PoolManager poolMgr = getPoolManager();
for (Pool pool: poolMgr.getPools()) {
for (final TaskType type: TaskType.values()) {
Set<JobInProgress> jobs = new HashSet<JobInProgress>(pool.getJobs());
int slotsLeft = poolMgr.getAllocation(pool.getName(), type);
// Keep assigning slots until none are left
while (slotsLeft > 0) {
// Figure out total weight of jobs that still need slots
double totalWeight = 0;
for (Iterator<JobInProgress> it = jobs.iterator(); it.hasNext();) {
JobInProgress job = it.next();
if (isRunnable(job) &&
runnableTasks(job, type) > minTasks(job, type)) {
totalWeight += weight(job, type);
} else {
it.remove();
}
}
if (totalWeight == 0) // No jobs that can use more slots are left
break;
// Assign slots to jobs, using the floor of their weight divided by
// total weight. This ensures that all jobs get some chance to take
// a slot. Then, if no slots were assigned this way, we do another
// pass where we use ceil, in case some slots were still left over.

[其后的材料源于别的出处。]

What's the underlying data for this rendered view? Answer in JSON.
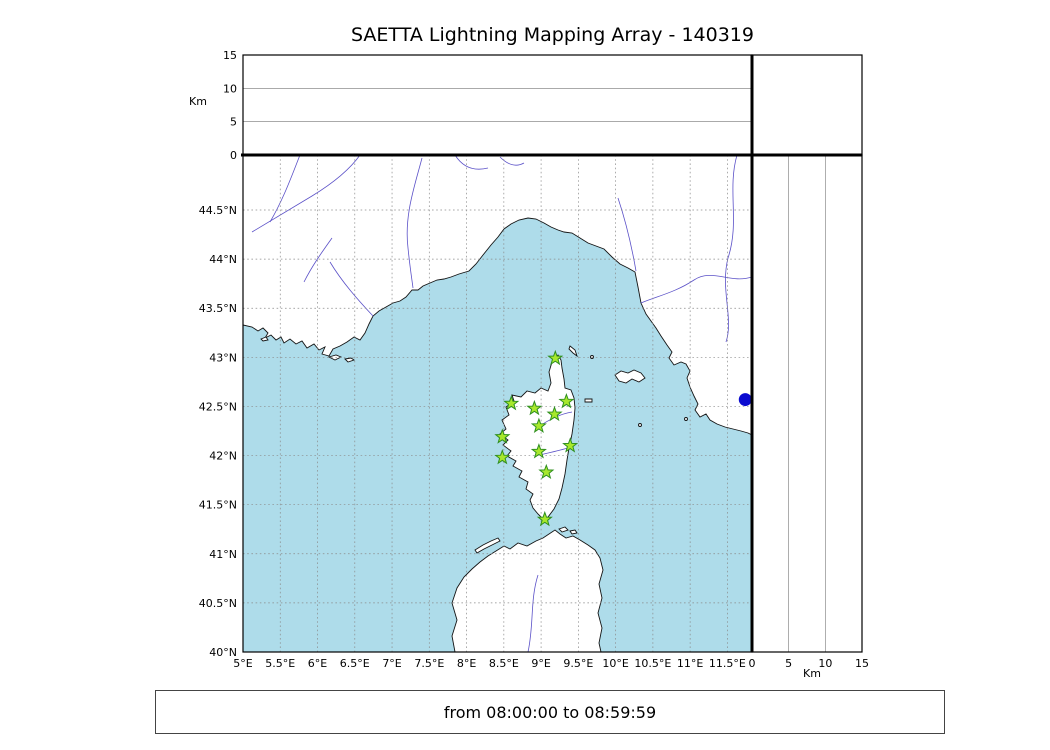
{
  "title": "SAETTA Lightning Mapping Array - 140319",
  "caption": "from 08:00:00 to 08:59:59",
  "top_panel": {
    "axis_label": "Km",
    "tick_labels": [
      "0",
      "5",
      "10",
      "15"
    ]
  },
  "right_panel": {
    "axis_label": "Km",
    "tick_labels": [
      "0",
      "5",
      "10",
      "15"
    ]
  },
  "map": {
    "lon_tick_labels": [
      "5°E",
      "5.5°E",
      "6°E",
      "6.5°E",
      "7°E",
      "7.5°E",
      "8°E",
      "8.5°E",
      "9°E",
      "9.5°E",
      "10°E",
      "10.5°E",
      "11°E",
      "11.5°E"
    ],
    "lat_tick_labels": [
      "40°N",
      "40.5°N",
      "41°N",
      "41.5°N",
      "42°N",
      "42.5°N",
      "43°N",
      "43.5°N",
      "44°N",
      "44.5°N"
    ],
    "sea_color": "#aedcea",
    "land_color": "#ffffff",
    "river_color": "#5b51c8",
    "grid_color": "#8a8a8a",
    "station_fill": "#a8e82c",
    "station_edge": "#2f8f1f",
    "blue_marker_color": "#0b0bd0"
  },
  "chart_data": {
    "type": "scatter",
    "title": "SAETTA Lightning Mapping Array - 140319",
    "caption": "from 08:00:00 to 08:59:59",
    "description": "Lightning Mapping Array station map of Corsica with empty altitude-vs-longitude (top) and altitude-vs-latitude (right) panels",
    "lon_axis": {
      "ticks": [
        5,
        5.5,
        6,
        6.5,
        7,
        7.5,
        8,
        8.5,
        9,
        9.5,
        10,
        10.5,
        11,
        11.5
      ],
      "range": [
        5,
        11.83
      ]
    },
    "lat_axis": {
      "ticks": [
        40,
        40.5,
        41,
        41.5,
        42,
        42.5,
        43,
        43.5,
        44,
        44.5
      ],
      "range": [
        40,
        45.06
      ]
    },
    "altitude_axis": {
      "label": "Km",
      "ticks": [
        0,
        5,
        10,
        15
      ],
      "inner_lines": [
        5,
        10
      ],
      "range": [
        0,
        15
      ]
    },
    "stations_lonlat": [
      [
        9.19,
        42.99
      ],
      [
        8.6,
        42.53
      ],
      [
        8.91,
        42.48
      ],
      [
        9.34,
        42.55
      ],
      [
        9.18,
        42.42
      ],
      [
        8.97,
        42.3
      ],
      [
        8.48,
        42.19
      ],
      [
        9.39,
        42.1
      ],
      [
        8.48,
        41.98
      ],
      [
        8.97,
        42.04
      ],
      [
        9.07,
        41.83
      ],
      [
        9.05,
        41.35
      ]
    ],
    "blue_marker_lonlat": [
      11.74,
      42.57
    ],
    "grid": true,
    "legend": false
  }
}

int oldSlots = slotsLeft; // Copy slotsLeft so we can modify it
for (JobInProgress job: jobs) {
double weight = weight(job, type);
int share = (int) Math.floor(oldSlots * weight / totalWeight);
slotsLeft = giveMinSlots(job, type, slotsLeft, share);
}
if (slotsLeft == oldSlots) {
// No tasks were assigned; do another pass using ceil, giving the
// extra slots to jobs in order of weight then deficit
List<JobInProgress> sortedJobs = new ArrayList<JobInProgress>(jobs);
Collections.sort(sortedJobs, new Comparator<JobInProgress>() {
public int compare(JobInProgress j1, JobInProgress j2) {
double dif = weight(j2, type) - weight(j1, type);
if (dif == 0) // Weights are equal, compare by deficit
dif = deficit(j2, type) - deficit(j1, type);
return (int) Math.signum(dif);
}
});
for (JobInProgress job: sortedJobs) {
double weight = weight(job, type);
int share = (int) Math.ceil(oldSlots * weight / totalWeight);
slotsLeft = giveMinSlots(job, type, slotsLeft, share);
}
if (slotsLeft > 0) {
LOG.warn("Had slotsLeft = " + slotsLeft + " after the final "
+ "loop in updateMinSlots. This probably means some fair "
+ "scheduler weights are being set to NaN or Infinity.");
}
break;
}
}
}
}
}
分配最小份额算法,他能保证分给作业的slot不超过runnableTask数量
private int giveMinSlots(JobInProgress job, TaskType type,
int slotsLeft, int slotsToGive) {
int runnable = runnableTasks(job, type);
int curMin = minTasks(job, type);
slotsToGive = Math.min(Math.min(slotsLeft, runnable - curMin), slotsToGive);
slotsLeft -= slotsToGive;
JobInfo info = infos.get(job);
if (type == TaskType.MAP)
info.minMaps += slotsToGive;
else
info.minReduces += slotsToGive;
return slotsLeft;
}
代码8 更新公平份额 FairScheduler.updateFairShare()
1,获得集群总的slot
2,根据作业在集群中权重比重分配公平份额,根据公平份额是否大于最小份额将作业分为两类,一类为公平份额小于最小份额,另一类不小于最小份额
3,对于第一类作业分配给他的公平份额即为最小份额
4,只有第一类作业全部得到分配后才进行第二类做业的分配
private void updateFairShares(ClusterStatus clusterStatus) {
// Clear old fairShares
for (JobInfo info: infos.values()) {
info.mapFairShare = 0;
info.reduceFairShare = 0;
}
// Assign new shares, based on weight and minimum share. This is done
// as follows. First, we split up the available slots between all
// jobs according to weight. Then if there are any jobs whose minSlots is
// larger than their fair allocation, we give them their minSlots and
// remove them from the list, and start again with the amount of slots
// left over. This continues until all jobs' minSlots are less than their
// fair allocation, and at this point we know that we've met everyone's
// guarantee and we've split the excess capacity fairly among jobs left.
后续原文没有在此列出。